Jane Cohen, a researcher in the Health and Human Rights Division

(New York)- Governments around the world should sign and ratify the Minamata Convention on Mercury, and take immediate steps to reduce mercury pollution, Human Rights Watch said today in letters to environment ministers around the globe. Human Rights Watch sent its letters to countries with artisanal gold mining and to all others, including donor countries, in advance of a diplomatic conference for countries to sign the international treaty, from October 7 to 11, 2013, in Japan. For the treaty to go into force, at least 50 countries must sign.

Mercury is a highly toxic liquid metal that attacks the central nervous system and remains in the environment for long periods of time. Communities are exposed to the effects of mercury through air, soil, and water. Artisanal gold mining uses the largest amount of mercury worldwide. Every day millions of adult and child gold miners around the world work with mercury, putting them at risk of long-term disability and death

“Mercury poisoning is an age-old scourge,” said Jane Cohen, a researcher in the Health and Human Rights Division at Human Rights Watch. “Ratification of the Minamata Convention will be is an important milestone toward ensuring that all people are protected from its devastating effects.”
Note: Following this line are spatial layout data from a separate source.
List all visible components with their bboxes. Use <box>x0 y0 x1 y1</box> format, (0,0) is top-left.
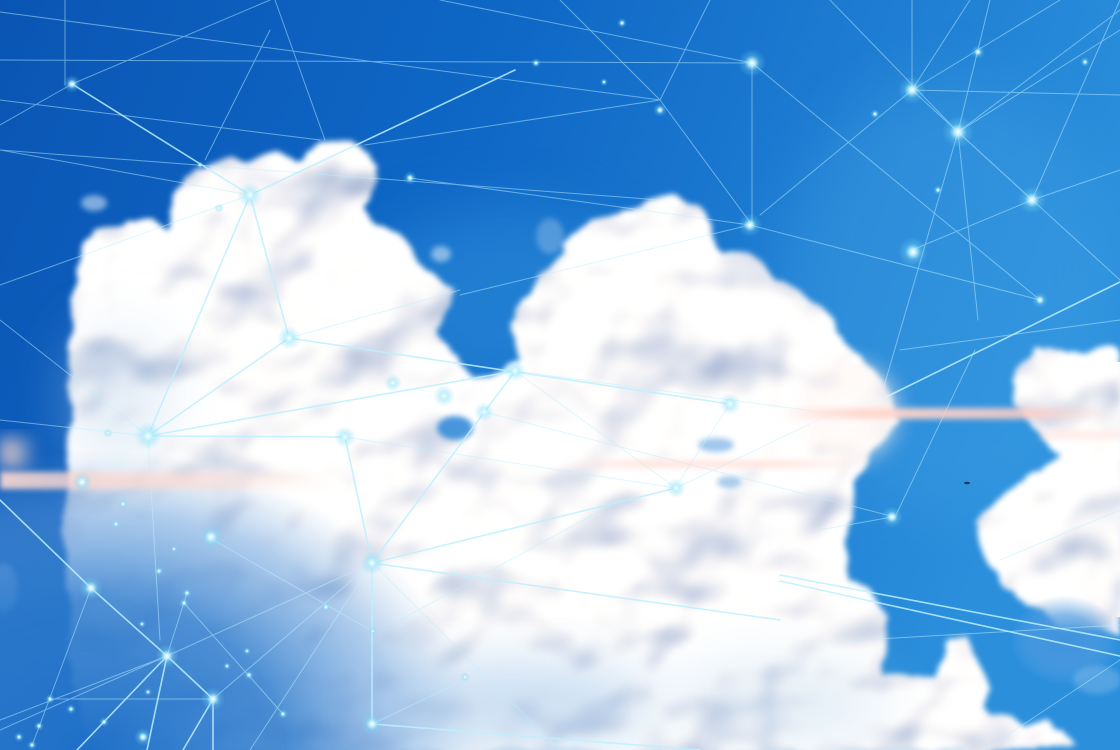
right cloud edge fill <box>1100 362 1120 617</box>
small cloud wisps <box>0 195 1120 694</box>
right cloud base fade <box>1010 595 1120 685</box>
lens flares <box>0 352 1120 489</box>
blue sky gaps in cloud <box>437 416 741 488</box>
lower-left blue fade <box>0 450 480 750</box>
main cloud mass <box>66 140 1078 750</box>
cloud base under texture <box>105 722 985 750</box>
right cloud <box>973 345 1120 635</box>
distant bird <box>964 482 970 484</box>
cloud shading <box>75 330 890 745</box>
On January 19, 2013, more than 140 countries agreed to the text of the Minamata Convention. The treaty is named for one of the worst mercury poisoning disasters in history, which killed over 900 people in Japan since 1956. It obligates governments to protect their citizens from mercury exposure. The treaty targets a number of harmful mercury-related products and processes.
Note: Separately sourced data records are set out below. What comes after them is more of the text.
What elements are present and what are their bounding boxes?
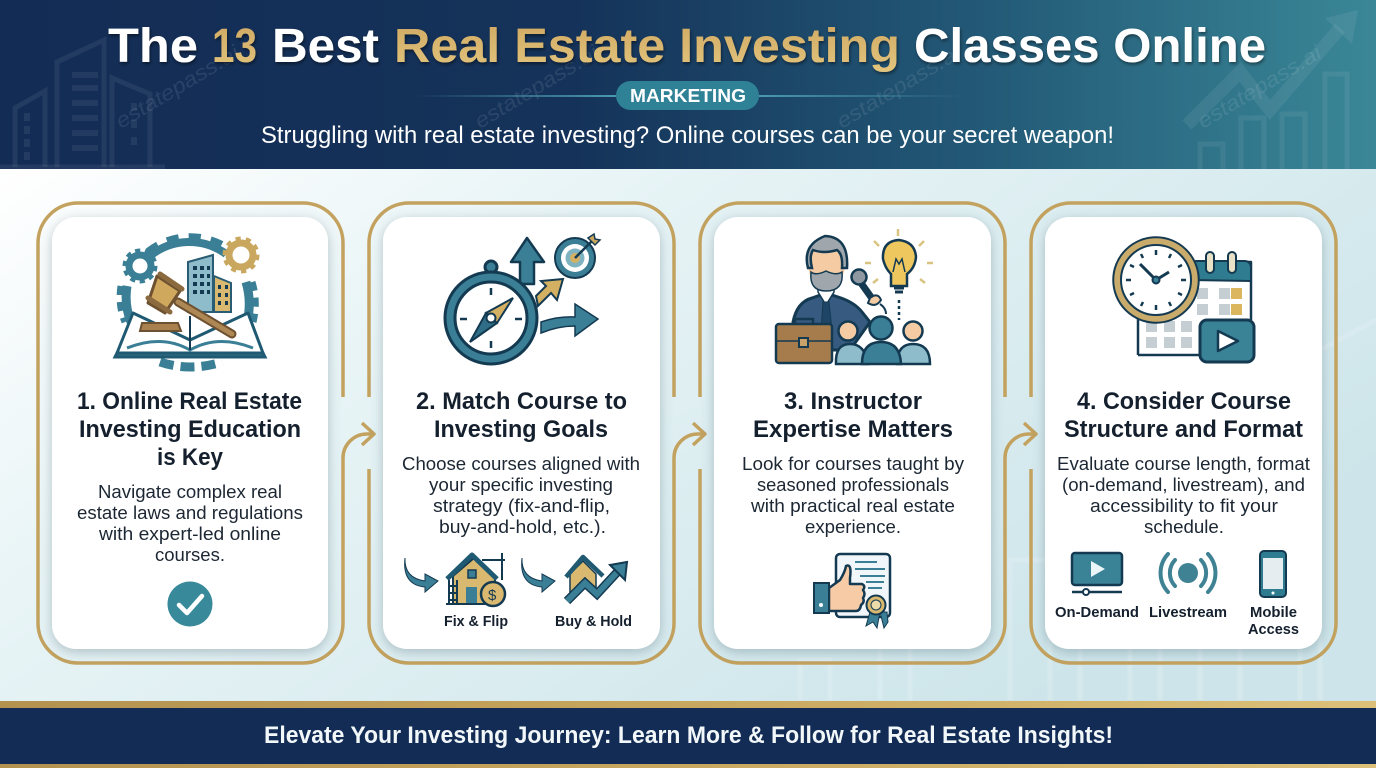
category tag: marketing bbox=[415, 81, 965, 110]
title: Real Estate Investing bbox=[394, 20, 900, 73]
body text: experience. bbox=[805, 517, 901, 537]
body text: with expert-led online bbox=[98, 524, 281, 544]
page background bbox=[0, 169, 1376, 701]
gold frame 3 bbox=[700, 203, 1035, 663]
body text: estate laws and regulations bbox=[77, 503, 303, 523]
heading: Expertise Matters bbox=[753, 416, 953, 443]
decorative buildings bbox=[0, 40, 165, 167]
subtitle: Struggling with real estate investing? Online courses can be your secret weapon! bbox=[261, 122, 1114, 149]
heading: 2. Match Course to bbox=[416, 388, 627, 415]
body text: accessibility to fit your bbox=[1090, 496, 1278, 516]
heading: Investing Education bbox=[79, 416, 301, 443]
panel 3: instructor expertise bbox=[700, 203, 1036, 663]
icon: law book gavel and gears bbox=[115, 237, 265, 367]
watermarks bbox=[118, 44, 1320, 127]
gold frame 4 bbox=[1031, 203, 1336, 663]
call to action: Elevate Your Investing Journey: Learn More & Follow for Real Estate Insights! bbox=[264, 722, 1113, 749]
label: mobile access: Mobile bbox=[1250, 604, 1297, 621]
decorative rising chart bbox=[1187, 10, 1358, 169]
footer band bbox=[0, 701, 1376, 768]
header band bbox=[0, 0, 1376, 169]
label: buy and hold: Buy & Hold bbox=[555, 613, 632, 630]
icon: on-demand video bbox=[1072, 553, 1122, 595]
title: Best bbox=[272, 20, 379, 73]
label: mobile access bbox=[1248, 604, 1299, 638]
icon: fix and flip: $ bbox=[488, 587, 497, 604]
faint skyline background bbox=[800, 320, 1376, 700]
watermarks: estatepass.ai bbox=[471, 41, 604, 133]
heading bbox=[77, 388, 302, 471]
icon: livestream bbox=[1161, 554, 1215, 592]
body text: (on-demand, livestream), and bbox=[1062, 475, 1305, 495]
category tag: marketing: MARKETING bbox=[630, 86, 746, 106]
body text bbox=[77, 482, 303, 565]
heading: 3. Instructor bbox=[784, 388, 922, 415]
icon: thumbs up certificate bbox=[814, 554, 890, 628]
body text: Navigate complex real bbox=[98, 482, 282, 502]
label: livestream: Livestream bbox=[1149, 604, 1227, 621]
icon: instructor with audience and lightbulb bbox=[776, 229, 933, 364]
title: Classes Online bbox=[914, 20, 1266, 73]
body text: schedule. bbox=[1144, 517, 1224, 537]
body text: buy-and-hold, etc.). bbox=[439, 517, 606, 537]
body text bbox=[1057, 454, 1310, 537]
body text: Choose courses aligned with bbox=[402, 454, 640, 474]
heading: 1. Online Real Estate bbox=[77, 388, 302, 415]
panel 2: match goals bbox=[369, 203, 705, 663]
icon: check badge bbox=[168, 582, 212, 626]
heading: Investing Goals bbox=[434, 416, 608, 443]
icon: fix and flip bbox=[405, 553, 505, 606]
body text: Evaluate course length, format bbox=[1057, 454, 1310, 474]
icon: buy and hold bbox=[522, 557, 627, 601]
watermarks: estatepass.ai bbox=[112, 41, 245, 133]
body text: Look for courses taught by bbox=[742, 454, 964, 474]
label: fix and flip: Fix & Flip bbox=[444, 613, 508, 630]
watermarks: estatepass.ai bbox=[1194, 41, 1327, 133]
body text: seasoned professionals bbox=[757, 475, 949, 495]
gold frame 1 bbox=[38, 203, 373, 663]
body text: strategy (fix-and-flip, bbox=[433, 496, 610, 516]
title: The bbox=[108, 20, 198, 73]
heading: 4. Consider Course bbox=[1077, 388, 1291, 415]
heading: Structure and Format bbox=[1064, 416, 1303, 443]
body text: with practical real estate bbox=[750, 496, 955, 516]
body text: courses. bbox=[155, 545, 225, 565]
panel 4: course structure bbox=[1031, 203, 1336, 663]
icon: compass with arrows and target bbox=[445, 234, 600, 364]
heading bbox=[416, 388, 627, 443]
icon: clock calendar and video bbox=[1114, 238, 1254, 362]
label: mobile access: Access bbox=[1248, 621, 1299, 638]
panel 1: online education bbox=[38, 203, 374, 663]
heading: is Key bbox=[157, 444, 224, 471]
body text bbox=[402, 454, 640, 537]
title bbox=[108, 20, 1266, 73]
title: 13 bbox=[212, 20, 257, 73]
body text bbox=[742, 454, 964, 537]
icon: mobile phone bbox=[1260, 551, 1286, 597]
heading bbox=[753, 388, 953, 443]
body text: your specific investing bbox=[429, 475, 613, 495]
heading bbox=[1064, 388, 1303, 443]
label: on-demand: On-Demand bbox=[1055, 604, 1139, 621]
watermarks: estatepass.ai bbox=[833, 41, 966, 133]
gold frame 2 bbox=[369, 203, 704, 663]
The treaty addresses the effects of mercury in artisanal and small-scale gold mining. In Africa, Asia, and Latin America, an estimated 15 million artisanal gold miners – including many children – use mercury to separate the gold from the ore, by burning a toxic gold-mercury amalgam. Human Rights Watch has documented the use of mercury by child laborers, and non-existent or inadequate measures by governments to prevent, test, and treat mercury-related conditions in mining areas.
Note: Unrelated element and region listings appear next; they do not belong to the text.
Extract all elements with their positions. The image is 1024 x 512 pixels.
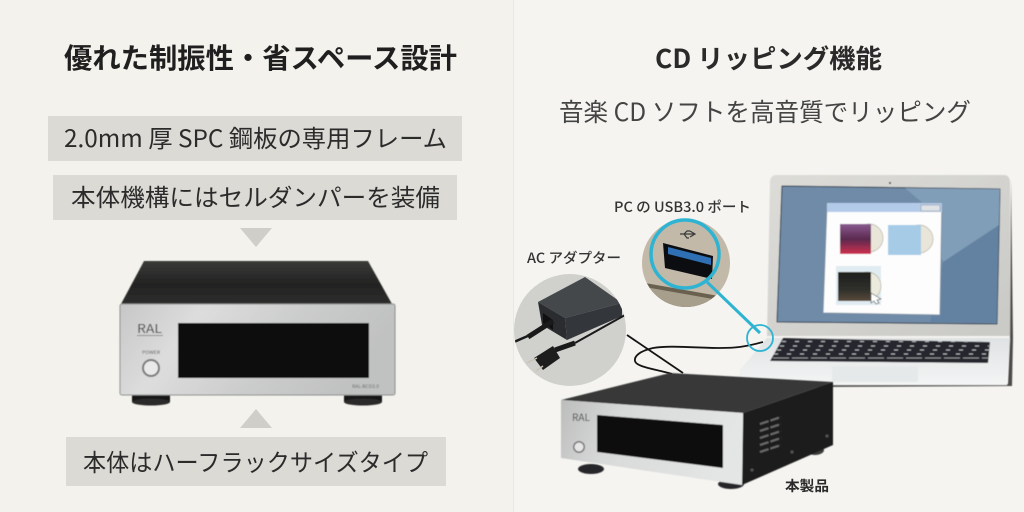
inset: AC adapter	[514, 274, 626, 386]
power button	[573, 441, 585, 453]
trackpad	[832, 366, 918, 382]
device side with vents	[742, 382, 833, 485]
feet	[578, 445, 824, 489]
label box: cell damper	[53, 175, 457, 220]
power button	[142, 359, 160, 377]
album: selected city night cover	[836, 266, 881, 305]
display window	[597, 415, 723, 468]
label: this product: 本製品	[785, 476, 829, 496]
callout line and ring	[707, 282, 773, 351]
app window	[823, 203, 942, 315]
label: USB port: PC の USB3.0 ポート	[614, 197, 751, 217]
device top	[121, 261, 392, 304]
inset: USB port	[640, 219, 730, 310]
left foot	[132, 395, 170, 406]
label box: half rack	[66, 437, 446, 486]
label box: cell damper: 本体機構にはセルダンパーを装備	[71, 178, 440, 213]
device front panel	[120, 304, 395, 395]
subtitle: 音楽 CD ソフトを高音質でリッピング	[559, 93, 971, 129]
label: AC adapter: AC アダプター	[527, 248, 621, 268]
product: angled device	[561, 373, 833, 489]
front panel	[561, 400, 743, 485]
plug and output cord	[527, 315, 625, 371]
port shadow strip	[646, 283, 716, 307]
power label: POWER	[142, 350, 160, 356]
display window	[178, 323, 369, 378]
device top	[561, 373, 833, 413]
arrow: up	[240, 409, 272, 428]
cursor icon	[871, 293, 881, 304]
USB socket	[663, 243, 713, 279]
laptop shadow	[800, 180, 1013, 387]
laptop lid	[767, 175, 1010, 336]
highlight ring	[651, 220, 719, 288]
laptop screen	[777, 182, 1000, 324]
USB symbol	[680, 231, 695, 238]
label box: frame: 2.0mm 厚 SPC 鋼板の専用フレーム	[64, 119, 447, 154]
keyboard	[770, 338, 990, 363]
mains cord	[514, 335, 530, 342]
arrow: down	[240, 228, 272, 247]
album: blue cover	[888, 225, 933, 255]
album: red cover	[840, 224, 883, 254]
laptop	[735, 175, 1013, 387]
laptop base	[735, 338, 1010, 385]
product: front view device	[120, 261, 395, 406]
model label: RAL-BCD3.0	[352, 384, 380, 390]
right foot	[344, 395, 382, 406]
adapter body	[538, 277, 622, 340]
cables from adapter and product to laptop	[627, 335, 763, 374]
RAL logo: RAL	[572, 409, 591, 424]
RAL logo: RAL	[137, 320, 163, 337]
label box: half rack: 本体はハーフラックサイズタイプ	[83, 443, 428, 478]
heading: right panel title: CD リッピング機能	[655, 39, 882, 76]
heading: left panel title: 優れた制振性・省スペース設計	[64, 37, 457, 77]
The Minamata Convention requires ratifying governments to develop mandatory national action plans with measures to eliminate the most harmful forms of mercury use, promote mercury free mining methods, protect children and women of childbearing age from mercury exposure, and take steps to improve the health of miners.

Human Rights Watch urged governments in countries with artisanal gold mining to take immediate action to address the harmful effects of mercury even before the treaty goes into effect, and donor countries to assist such efforts financially and with technical support.

Governments should:

·       Take action to end child labor in artisanal gold mining;

·       Train health workers about the effects of mercury;

·       Enhance health system capacity to test and treat mercury-related conditions; and

·       Monitor mercury levels of people in artisanal mining communities, including children.

Governments should not wait until the treaty enters into force to protect the health of their citizens,” Cohen said. “They should demonstrate their commitment to the Minamata Covention by taking action now.”